Possible mechanisms by which RIDD compromises the cross-presentation of dead cell–derived antigens in CD8α⁺ DCs. Deletion of XBP-1 (XBP-1^Δ) in CD8α⁺ DCs leads to hyperactivation of IRE-1α, which leads to the cleavage of multiple mRNAs by endonucleases (RIDD). The main consequence observed by Osorio et al. is defective cross-presentation of dead cell–derived antigens². In theory, one or more mRNAs encoding proteins involved in the various stages of antigen cross-presentation (bold purple font) could be relevant targets of RIDD. Osorio et al. have identified several mRNA substrates of RIDD that could be involved², such as Lamp1, Tapbp and Ergic3, but the roles of their products remain to be demonstrated. Moreover, the specificity for dead cell–derived antigens rather than soluble or endogenous antigens raises the possibility that one or more molecules involved in the uptake and/or processing of dead cells may be the relevant targets of RIDD. TCR, T cell antigen receptor; MHCI, MHC class I.

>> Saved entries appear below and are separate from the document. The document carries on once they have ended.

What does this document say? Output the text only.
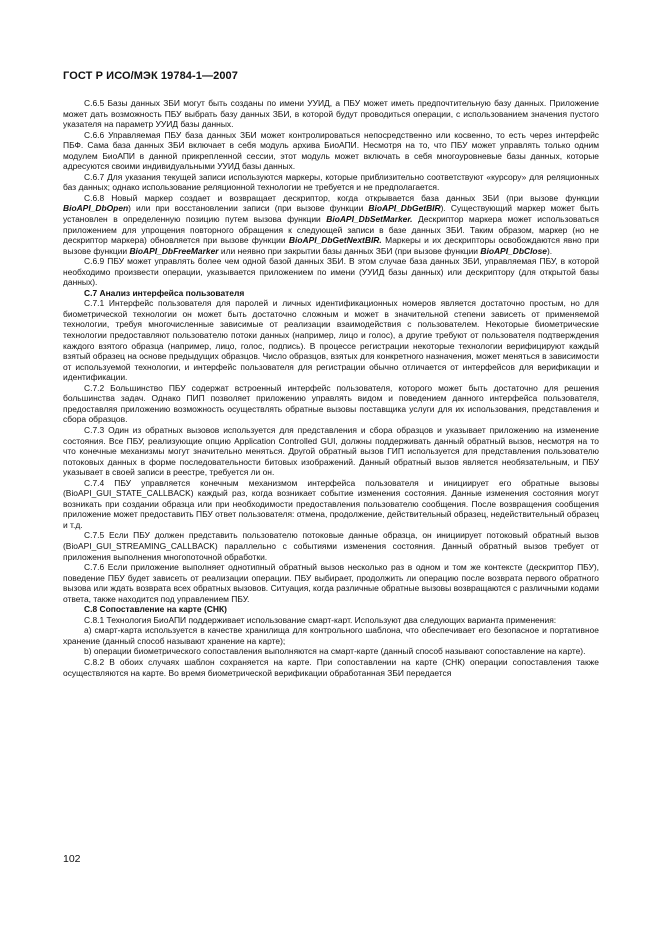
ГОСТ Р ИСО/МЭК 19784-1—2007

С.6.5 Базы данных ЗБИ могут быть созданы по имени УУИД, а ПБУ может иметь предпочтительную базу данных. Приложение может дать возможность ПБУ выбрать базу данных ЗБИ, в которой будут проводиться операции, с использованием значения пустого указателя на параметр УУИД базы данных.

С.6.6 Управляемая ПБУ база данных ЗБИ может контролироваться непосредственно или косвенно, то есть через интерфейс ПБФ. Сама база данных ЗБИ включает в себя модуль архива БиоАПИ. Несмотря на то, что ПБУ может управлять только одним модулем БиоАПИ в данной прикрепленной сессии, этот модуль может включать в себя многоуровневые базы данных, которые адресуются своими индивидуальными УУИД базы данных.

С.6.7 Для указания текущей записи используются маркеры, которые приблизительно соответствуют «курсору» для реляционных баз данных; однако использование реляционной технологии не требуется и не предполагается.

С.6.8 Новый маркер создает и возвращает дескриптор, когда открывается база данных ЗБИ (при вызове функции BioAPI_DbOpen) или при восстановлении записи (при вызове функции BioAPI_DbGetBIR). Существующий маркер может быть установлен в определенную позицию путем вызова функции BioAPI_DbSetMarker. Дескриптор маркера может использоваться приложением для упрощения повторного обращения к следующей записи в базе данных ЗБИ. Таким образом, маркер (но не дескриптор маркера) обновляется при вызове функции BioAPI_DbGetNextBIR. Маркеры и их дескрипторы освобождаются явно при вызове функции BioAPI_DbFreeMarker или неявно при закрытии базы данных ЗБИ (при вызове функции BioAPI_DbClose).

С.6.9 ПБУ может управлять более чем одной базой данных ЗБИ. В этом случае база данных ЗБИ, управляемая ПБУ, в которой необходимо произвести операции, указывается приложением по имени (УУИД базы данных) или дескриптору (для открытой базы данных).

С.7 Анализ интерфейса пользователя

С.7.1 Интерфейс пользователя для паролей и личных идентификационных номеров является достаточно простым, но для биометрической технологии он может быть достаточно сложным и может в значительной степени зависеть от применяемой технологии, требуя многочисленные зависимые от реализации взаимодействия с пользователем. Некоторые биометрические технологии предоставляют пользователю потоки данных (например, лицо и голос), а другие требуют от пользователя подтверждения каждого взятого образца (например, лицо, голос, подпись). В процессе регистрации некоторые технологии верифицируют каждый взятый образец на основе предыдущих образцов. Число образцов, взятых для конкретного назначения, может меняться в зависимости от используемой технологии, и интерфейс пользователя для регистрации обычно отличается от интерфейсов для верификации и идентификации.

С.7.2 Большинство ПБУ содержат встроенный интерфейс пользователя, которого может быть достаточно для решения большинства задач. Однако ПИП позволяет приложению управлять видом и поведением данного интерфейса пользователя, предоставляя приложению возможность осуществлять обратные вызовы поставщика услуги для их использования, представления и сбора образцов.

С.7.3 Один из обратных вызовов используется для представления и сбора образцов и указывает приложению на изменение состояния. Все ПБУ, реализующие опцию Application Controlled GUI, должны поддерживать данный обратный вызов, несмотря на то что конечные механизмы могут значительно меняться. Другой обратный вызов ГИП используется для представления пользователю потоковых данных в форме последовательности битовых изображений. Данный обратный вызов является необязательным, и ПБУ указывает в своей записи в реестре, требуется ли он.

С.7.4 ПБУ управляется конечным механизмом интерфейса пользователя и инициирует его обратные вызовы (BioAPI_GUI_STATE_CALLBACK) каждый раз, когда возникает событие изменения состояния. Данные изменения состояния могут возникать при создании образца или при необходимости предоставления пользователю сообщения. После возвращения сообщения приложение может предоставить ПБУ ответ пользователя: отмена, продолжение, действительный образец, недействительный образец и т.д.

С.7.5 Если ПБУ должен представить пользователю потоковые данные образца, он инициирует потоковый обратный вызов (BioAPI_GUI_STREAMING_CALLBACK) параллельно с событиями изменения состояния. Данный обратный вызов требует от приложения выполнения многопоточной обработки.

С.7.6 Если приложение выполняет однотипный обратный вызов несколько раз в одном и том же контексте (дескриптор ПБУ), поведение ПБУ будет зависеть от реализации операции. ПБУ выбирает, продолжить ли операцию после возврата первого обратного вызова или ждать возврата всех обратных вызовов. Ситуация, когда различные обратные вызовы возвращаются с различными кодами ответа, также находится под управлением ПБУ.

С.8 Сопоставление на карте (СНК)

С.8.1 Технология БиоАПИ поддерживает использование смарт-карт. Используют два следующих варианта применения:

а) смарт-карта используется в качестве хранилища для контрольного шаблона, что обеспечивает его безопасное и портативное хранение (данный способ называют хранение на карте);

b) операции биометрического сопоставления выполняются на смарт-карте (данный способ называют сопоставление на карте).

С.8.2 В обоих случаях шаблон сохраняется на карте. При сопоставлении на карте (СНК) операции сопоставления также осуществляются на карте. Во время биометрической верификации обработанная ЗБИ передается

102
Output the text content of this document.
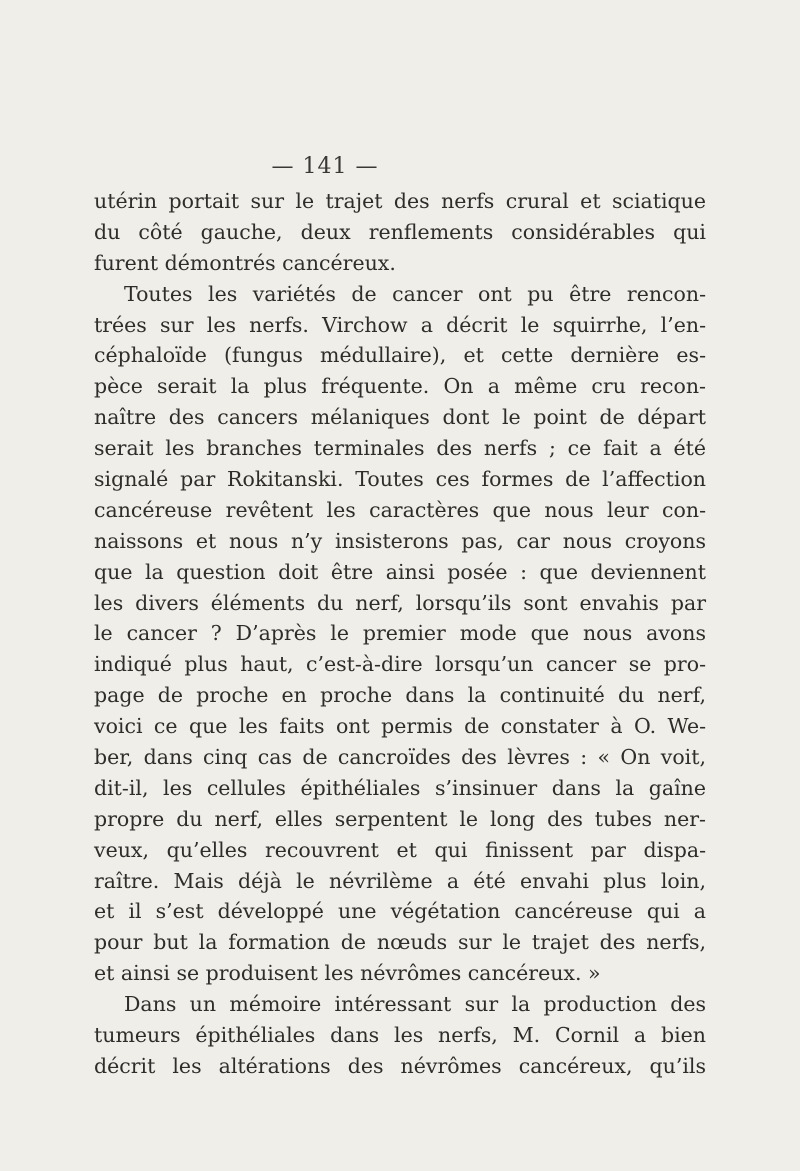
— 141 —
utérin portait sur le trajet des nerfs crural et sciatique
du côté gauche, deux renflements considérables qui
furent démontrés cancéreux.
Toutes les variétés de cancer ont pu être rencon-
trées sur les nerfs. Virchow a décrit le squirrhe, l’en-
céphaloïde (fungus médullaire), et cette dernière es-
pèce serait la plus fréquente. On a même cru recon-
naître des cancers mélaniques dont le point de départ
serait les branches terminales des nerfs ; ce fait a été
signalé par Rokitanski. Toutes ces formes de l’affection
cancéreuse revêtent les caractères que nous leur con-
naissons et nous n’y insisterons pas, car nous croyons
que la question doit être ainsi posée : que deviennent
les divers éléments du nerf, lorsqu’ils sont envahis par
le cancer ? D’après le premier mode que nous avons
indiqué plus haut, c’est-à-dire lorsqu’un cancer se pro-
page de proche en proche dans la continuité du nerf,
voici ce que les faits ont permis de constater à O. We-
ber, dans cinq cas de cancroïdes des lèvres : « On voit,
dit-il, les cellules épithéliales s’insinuer dans la gaîne
propre du nerf, elles serpentent le long des tubes ner-
veux, qu’elles recouvrent et qui finissent par dispa-
raître. Mais déjà le névrilème a été envahi plus loin,
et il s’est développé une végétation cancéreuse qui a
pour but la formation de nœuds sur le trajet des nerfs,
et ainsi se produisent les névrômes cancéreux. »
Dans un mémoire intéressant sur la production des
tumeurs épithéliales dans les nerfs, M. Cornil a bien
décrit les altérations des névrômes cancéreux, qu’ils
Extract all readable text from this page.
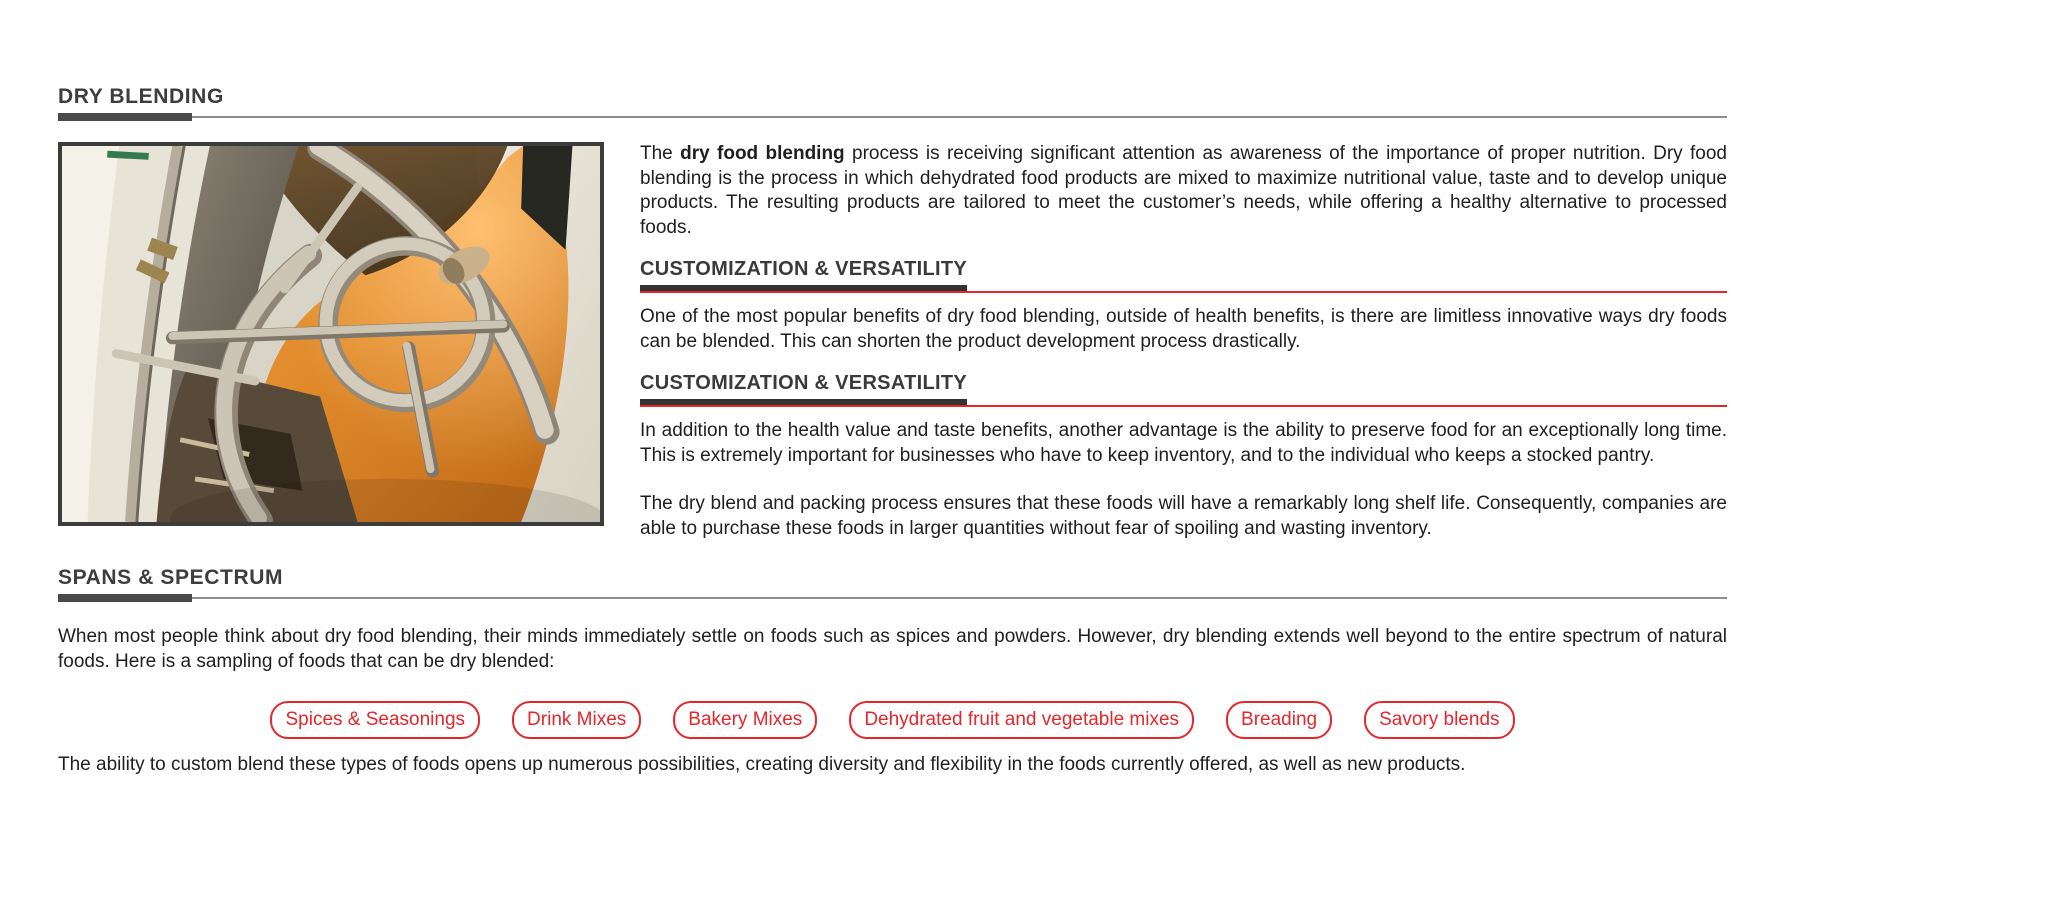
DRY BLENDING

The dry food blending process is receiving significant attention as awareness of the importance of proper nutrition. Dry food blending is the process in which dehydrated food products are mixed to maximize nutritional value, taste and to develop unique products. The resulting products are tailored to meet the customer’s needs, while offering a healthy alternative to processed foods.

CUSTOMIZATION & VERSATILITY

One of the most popular benefits of dry food blending, outside of health benefits, is there are limitless innovative ways dry foods can be blended. This can shorten the product development process drastically.

CUSTOMIZATION & VERSATILITY

In addition to the health value and taste benefits, another advantage is the ability to preserve food for an exceptionally long time. This is extremely important for businesses who have to keep inventory, and to the individual who keeps a stocked pantry.

The dry blend and packing process ensures that these foods will have a remarkably long shelf life. Consequently, companies are able to purchase these foods in larger quantities without fear of spoiling and wasting inventory.

SPANS & SPECTRUM

When most people think about dry food blending, their minds immediately settle on foods such as spices and powders. However, dry blending extends well beyond to the entire spectrum of natural foods. Here is a sampling of foods that can be dry blended:

Spices & Seasonings	Drink Mixes	Bakery Mixes	Dehydrated fruit and vegetable mixes	Breading	Savory blends

The ability to custom blend these types of foods opens up numerous possibilities, creating diversity and flexibility in the foods currently offered, as well as new products.
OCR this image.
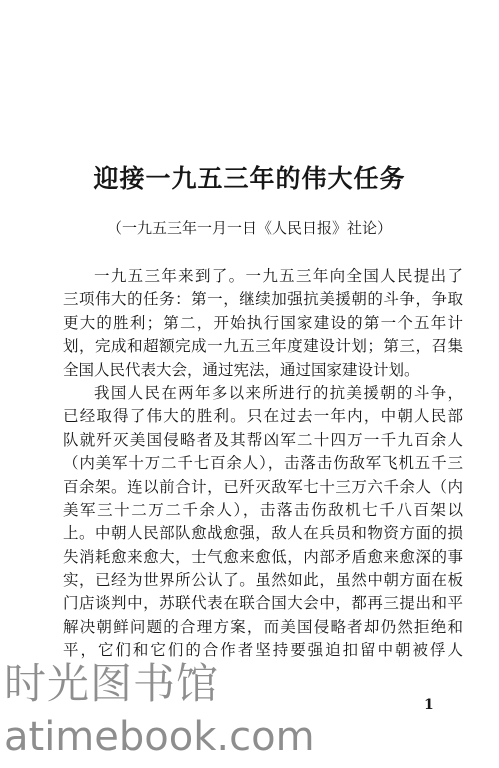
迎接一九五三年的伟大任务
（一九五三年一月一日《人民日报》社论）
一九五三年来到了。一九五三年向全国人民提出了
三项伟大的任务：第一，继续加强抗美援朝的斗争，争取
更大的胜利；第二，开始执行国家建设的第一个五年计
划，完成和超额完成一九五三年度建设计划；第三，召集
全国人民代表大会，通过宪法，通过国家建设计划。
我国人民在两年多以来所进行的抗美援朝的斗争，
已经取得了伟大的胜利。只在过去一年内，中朝人民部
队就歼灭美国侵略者及其帮凶军二十四万一千九百余人
（内美军十万二千七百余人），击落击伤敌军飞机五千三
百余架。连以前合计，已歼灭敌军七十三万六千余人（内
美军三十二万二千余人），击落击伤敌机七千八百架以
上。中朝人民部队愈战愈强，敌人在兵员和物资方面的损
失消耗愈来愈大，士气愈来愈低，内部矛盾愈来愈深的事
实，已经为世界所公认了。虽然如此，虽然中朝方面在板
门店谈判中，苏联代表在联合国大会中，都再三提出和平
解决朝鲜问题的合理方案，而美国侵略者却仍然拒绝和
平，它们和它们的合作者坚持要强迫扣留中朝被俘人
1
时光图书馆
atimebook.com
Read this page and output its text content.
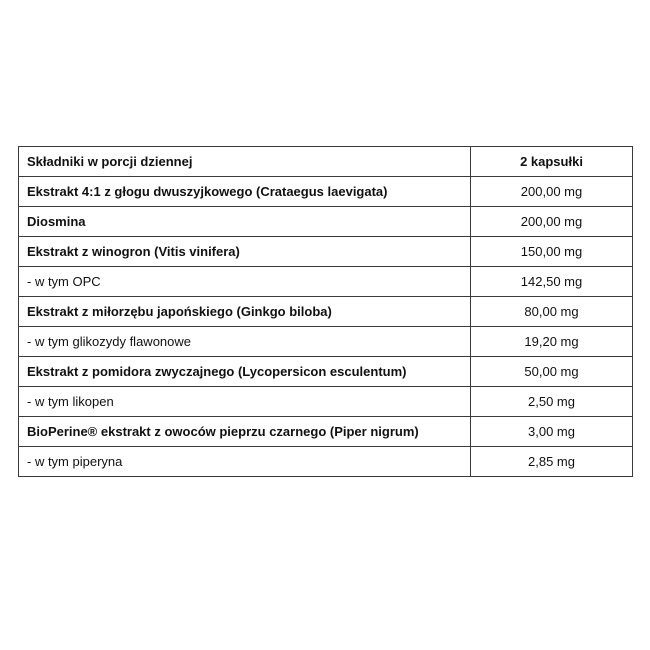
Składniki w porcji dziennej	2 kapsułki
Ekstrakt 4:1 z głogu dwuszyjkowego (Crataegus laevigata)	200,00 mg
Diosmina	200,00 mg
Ekstrakt z winogron (Vitis vinifera)	150,00 mg
- w tym OPC	142,50 mg
Ekstrakt z miłorzębu japońskiego (Ginkgo biloba)	80,00 mg
- w tym glikozydy flawonowe	19,20 mg
Ekstrakt z pomidora zwyczajnego (Lycopersicon esculentum)	50,00 mg
- w tym likopen	2,50 mg
BioPerine® ekstrakt z owoców pieprzu czarnego (Piper nigrum)	3,00 mg
- w tym piperyna	2,85 mg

In this context, Osorio et al. first show that the export of an endocytosed, soluble reporter molecule to the cytosol is intact², but it remains unknown what would happen if that molecule were delivered to the DC inside a dead cell; i.e., the condition in which cross-presentation becomes defective in XBP-1-deficient CD8α⁺ DCs. In a promising step forward, the authors find mRNA substrates for RIDD in CD8α⁺ DCs that encode proteins involved in antigen uptake, lysosomal processing and transport (Fig. 1). Examples include the cell-surface antigen transporter CD207 (langerin), the lysosomal protein LAMP-1, and TAP-binding protein, which mediates the interaction between TAP and MHC class I. Future studies of molecular-genetic causes will be needed to determine if loss of those or any other of the many mRNA substrates for RIDD identified in XBP-1-deficient CD8α⁺ DCs encode molecules with a role in defective cross-presentation. If molecules that mediate the uptake of dead cells are not the relevant substrates of RIDD in XBP-1-deficient CD8α⁺ DCs (as discussed above), future studies should determine why these cells have a selective defect in the cross-presentation of antigens derived from dead cells, because the candidate molecules mentioned by Osorio et al. have roles in the acquisition and cross- presentation of antigens in general². Another important issue is whether the coexisting XBP-1-dependent and RIDD-independent ER-expansion phenotype functions in concert with RIDD to effect defective cross-presentation.

In closing, we return to the most important issue surrounding the RIDD field in general, and the study by Osorio et al.² in particular: the physiological or patho physiological relevance of RIDD in natural settings in vivo. It is essential that future studies of RIDD address this issue, perhaps by investigating disease processes characterized by chronic, robust ER stress, such as certain types of neurodegenerative disease and advanced atherosclerosis. The type of hyperactivation of IRE-1α necessary for RIDD may be present in such settings. Moreover, it is possible that RIDD is activated in cells infected with certain types of viruses, in which IRE-1α is activated but the transcriptional activity of XBP-1 is blocked¹⁴. If future studies do identify a role for RIDD in natural disease settings in vivo, innovative work on strategies that disable RIDD in favor of Xbp1 mRNA splicing¹⁵ could have therapeutic benefit, including bolstering CD8α⁺ DC–mediated host defense based on the work of Osorio et al.² presented here.